EDMONDS — Stevens Hospital chief executive Steve McCary will be terminated from his employment at the end of this month with a severance package totaling approximately $2.1 million.
The official decision to relieve McCary, 48, of his duties was made Jan. 29 by the three-member board that governs the publicly supported Stevens Hospital District.
“There wasn’t a single precipitating event,” said Fred Langer, the president of the board. “We just thought it would be beneficial if we brought in some new energy to implement strategic planning we had in mind.”
Stevens medical director Dr. John Todd will serve as interim CEO until a permanent hire is made. Langer said a national search for a new chief executive will start in a few weeks, “after we let the dust settle a little bit.”
McCary’s ending salary is $360,000 per year. He declined comment on his departure, said spokesperson Jolene Waggoner. He will stay on through the end of February to assist in the transition, she said.
The hospital lost money for four consecutive years, 1998 through 2001, and is projected to lose about $2 million in 2003 with final figures pending, Waggoner said (see chart). Stevens made $1 million in 2002.
Board member Jack Tawney said the board hopes to put Stevens on “a little stronger financial ground.”
“I do think Steve did a good job and I think Steve worked very hard at it,” Tawney added.
Last year, a four-story, $13.8 million medical office building named Stevens Pavilion opened, housing a new women’s health center, outpatient surgery center, sleep lab and imaging center offering mammograms, X-rays and ultrasound tests.

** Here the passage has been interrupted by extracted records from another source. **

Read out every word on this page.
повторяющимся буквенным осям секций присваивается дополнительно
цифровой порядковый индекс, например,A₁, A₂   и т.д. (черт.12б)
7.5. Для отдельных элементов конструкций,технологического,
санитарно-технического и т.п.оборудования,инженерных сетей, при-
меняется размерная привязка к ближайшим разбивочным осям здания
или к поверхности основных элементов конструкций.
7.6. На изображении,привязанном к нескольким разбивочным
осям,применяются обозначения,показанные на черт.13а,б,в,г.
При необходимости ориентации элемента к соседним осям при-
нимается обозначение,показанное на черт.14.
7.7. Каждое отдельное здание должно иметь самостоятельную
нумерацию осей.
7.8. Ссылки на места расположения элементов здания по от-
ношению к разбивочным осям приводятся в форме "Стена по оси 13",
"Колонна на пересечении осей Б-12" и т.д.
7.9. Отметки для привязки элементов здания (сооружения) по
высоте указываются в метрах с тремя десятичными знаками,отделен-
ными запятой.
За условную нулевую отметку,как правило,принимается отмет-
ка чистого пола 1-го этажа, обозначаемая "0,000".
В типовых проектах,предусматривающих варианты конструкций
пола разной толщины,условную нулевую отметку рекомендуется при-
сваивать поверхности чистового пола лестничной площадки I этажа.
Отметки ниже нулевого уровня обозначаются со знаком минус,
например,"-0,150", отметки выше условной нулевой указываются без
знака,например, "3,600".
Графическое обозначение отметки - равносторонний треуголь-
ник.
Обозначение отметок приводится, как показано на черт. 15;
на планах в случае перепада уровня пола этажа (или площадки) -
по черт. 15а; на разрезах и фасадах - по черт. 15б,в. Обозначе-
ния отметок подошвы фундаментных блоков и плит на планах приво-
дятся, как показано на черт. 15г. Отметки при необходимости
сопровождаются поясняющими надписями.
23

The board, however, felt it was time to bring in “fresh ideas, fresh energy,” Tawney said.
“It’s good to have change; I think change can be a very positive thing,” he said.
McCary, who began at the hospital in 1989 as chief operating officer, signed a 15-year contract in 1995. Hospital attorney Brad Berg said the contract contained a clause in which McCary could be terminated at any time, with or without cause. The contract also contained a clause that McCary would be entitled to two years’ severance if he is terminated.
The money paid to McCary will consist of $1.18 million in compensation and $921,049 in accrued retirement funds. The compensation portion consists of incentive money, disability premiums and a 3 percent allowance for inflation in addition to the base salary, Berg said. McCary’s biweekly paychecks will total $6,489.
The $1.18 million will be spread over seven years rather than paying it in the next two, “so the district is actually saving some money from a cash standpoint,” Berg said. The retirement funds will be payable over a five-year period beginning in 2011.
“All of this is just designed to pay what he was entitled to under his employment agreement,” Berg said. The two-year severance package is “fairly standard for CEOs of hospitals,” he said.
Langer said long-term contracts for CEOs were common in the early ’90s when hospitals were on stronger financial footing. Langer said that when the new CEO is brought on board, “we’re going to evaluate that issue very closely” to make sure the contract can be supported by the market, he said.
Langer said the economic climate is much different now, with reimbursements from insurance companies and other sources decreasing and labor costs increasing.
“We’re getting pinched on both sides of it,” Langer said.